We have a use-case where we are trying to consumer multiple Kafka topics (AVRO messages) integrating with Schema registry. We are using Spark Structured streaming (Spark version : 2.4.4) , Confluent Kafka (Library version: 5.4.1) for the same:
val kafkaDF: DataFrame = spark.readStream
.format("kafka")
.option("kafka.bootstrap.servers", "<bootstrap.server>:9092")
.option("subscribe", [List of Topics]) // multi topic subscribe
.load()
We are selecting value from the above DF and using Schema to de-serialize the AVRO message
val tableDF = kafkaDF.select(from_avro(col("value"), jsonSchema).as("table")).select("*")

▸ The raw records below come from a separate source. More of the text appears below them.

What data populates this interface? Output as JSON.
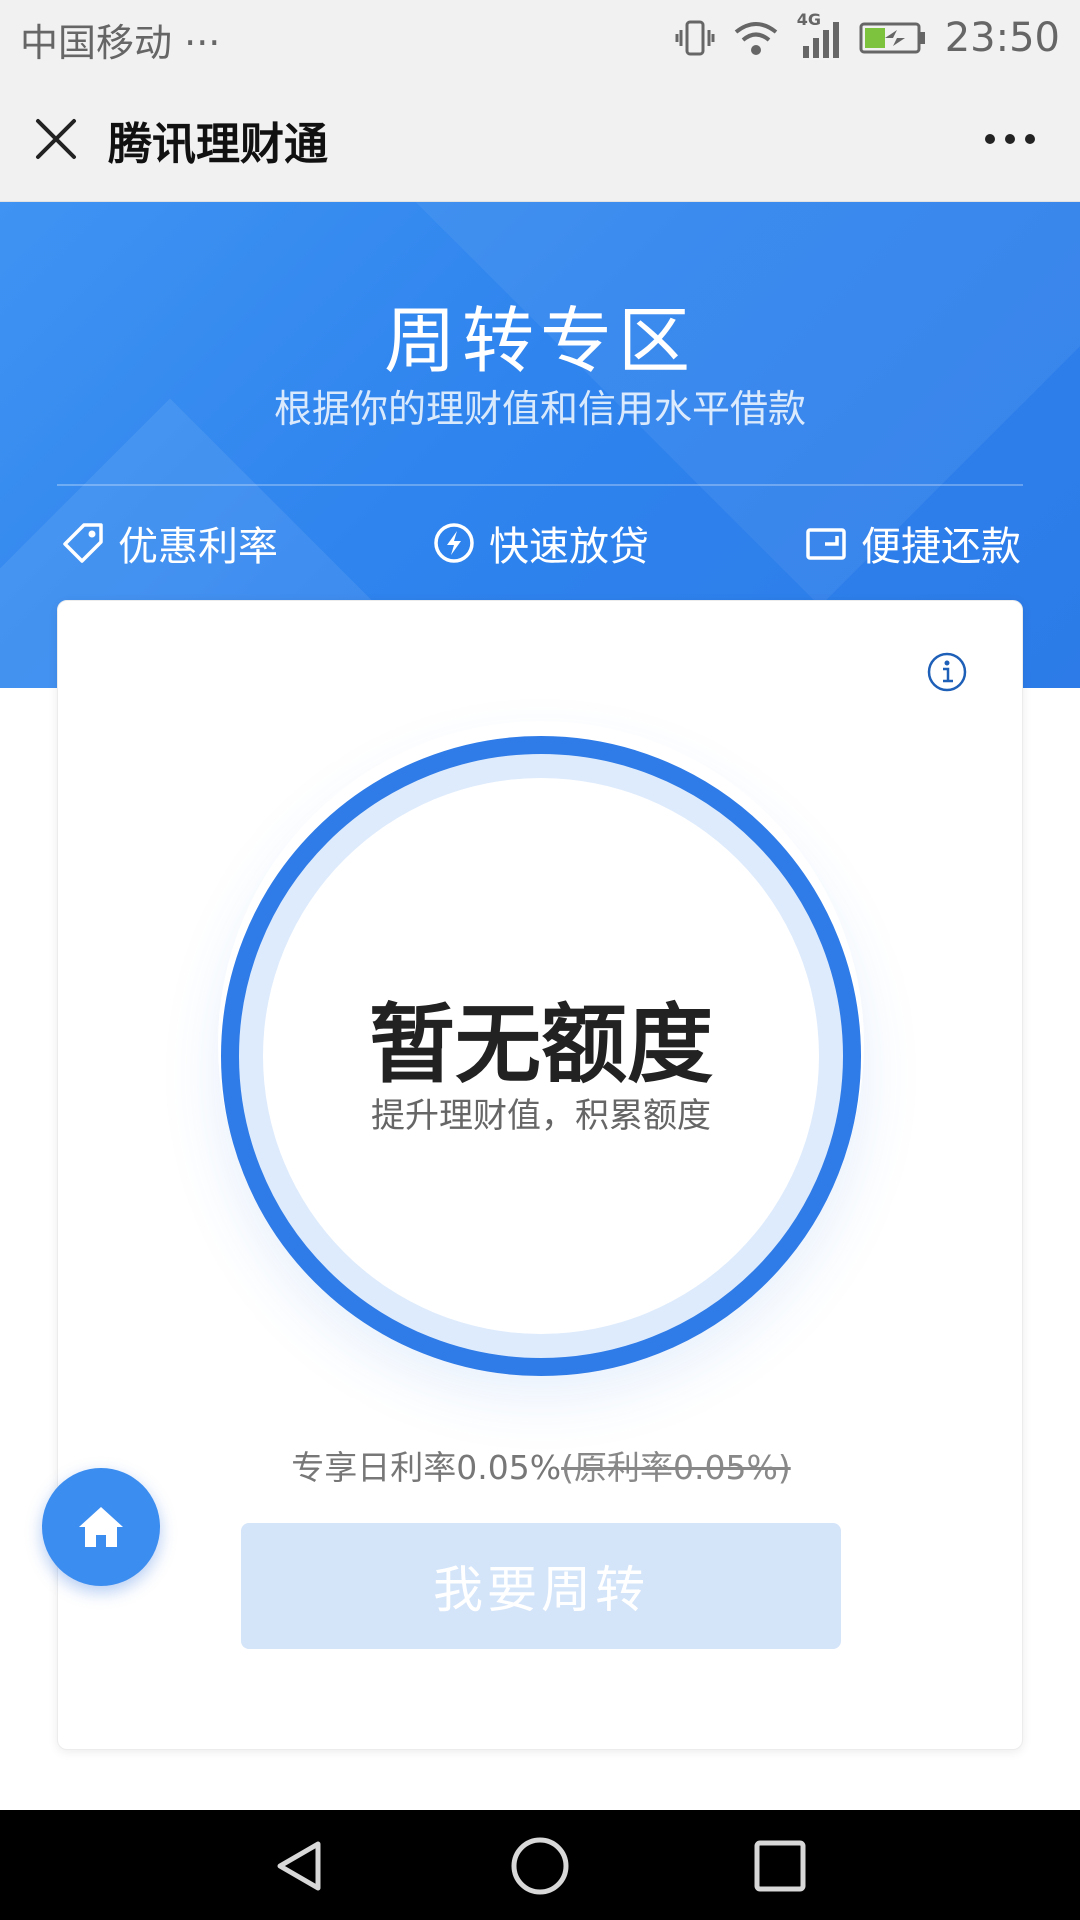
{
  "status_bar": {
    "carrier": "中国移动",
    "carrier_more": "···",
    "network": "4G",
    "time": "23:50"
  },
  "nav": {
    "title": "腾讯理财通"
  },
  "hero": {
    "title": "周转专区",
    "subtitle": "根据你的理财值和信用水平借款",
    "features": [
      {
        "label": "优惠利率",
        "icon": "tag-icon"
      },
      {
        "label": "快速放贷",
        "icon": "lightning-icon"
      },
      {
        "label": "便捷还款",
        "icon": "wallet-icon"
      }
    ]
  },
  "card": {
    "quota_status": "暂无额度",
    "quota_hint": "提升理财值，积累额度",
    "rate_text": "专享日利率0.05%",
    "rate_original": "(原利率0.05%)",
    "cta_label": "我要周转"
  },
  "colors": {
    "primary": "#2f7be7",
    "hero_start": "#3f93f2",
    "button_disabled": "#d4e4f9"
  }
}
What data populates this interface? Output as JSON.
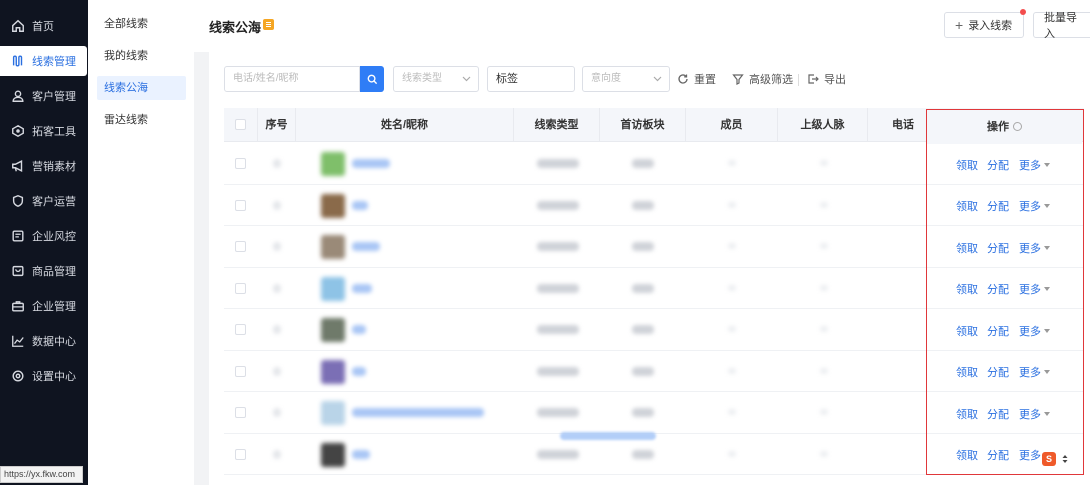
{
  "nav": {
    "items": [
      {
        "label": "首页",
        "icon": "home-icon"
      },
      {
        "label": "线索管理",
        "icon": "leads-icon",
        "active": true
      },
      {
        "label": "客户管理",
        "icon": "customer-icon"
      },
      {
        "label": "拓客工具",
        "icon": "tools-icon"
      },
      {
        "label": "营销素材",
        "icon": "megaphone-icon"
      },
      {
        "label": "客户运营",
        "icon": "operation-icon"
      },
      {
        "label": "企业风控",
        "icon": "risk-icon"
      },
      {
        "label": "商品管理",
        "icon": "product-icon"
      },
      {
        "label": "企业管理",
        "icon": "briefcase-icon"
      },
      {
        "label": "数据中心",
        "icon": "chart-icon"
      },
      {
        "label": "设置中心",
        "icon": "settings-icon"
      }
    ]
  },
  "submenu": {
    "items": [
      {
        "label": "全部线索"
      },
      {
        "label": "我的线索"
      },
      {
        "label": "线索公海",
        "active": true
      },
      {
        "label": "雷达线索"
      }
    ]
  },
  "header": {
    "title": "线索公海",
    "add_button": "录入线索",
    "batch_button": "批量导入"
  },
  "filters": {
    "search_placeholder": "电话/姓名/昵称",
    "type_placeholder": "线索类型",
    "tag_value": "标签",
    "intent_placeholder": "意向度",
    "reset": "重置",
    "advanced": "高级筛选",
    "export": "导出"
  },
  "table": {
    "columns": [
      "序号",
      "姓名/昵称",
      "线索类型",
      "首访板块",
      "成员",
      "上级人脉",
      "电话"
    ],
    "ops_header": "操作"
  },
  "row_actions": {
    "claim": "领取",
    "assign": "分配",
    "more": "更多"
  },
  "status_bar": {
    "url": "https://yx.fkw.com"
  },
  "colors": {
    "accent": "#2f7df6",
    "nav_bg": "#0f1420",
    "highlight_border": "#e0373a"
  }
}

The Roadblock here is , since we are using multiple Kafka topics , we have have integrated all our JSON schema into MAP with key being the topic name and values being the respective schema. How can we do a lookup using the same map in the select above? we tried UDF but it returns a "col" type but jsonSchema has to be of String type. Also it Schema is different for different topics
Couple of added questions:
- Is the above approach correct for consuming multiple topics at once?
- Should we use single consumer per topic?
- If we have more number of topics how can we achieve parallel topic processing, cos sequential might take substantial amount of time.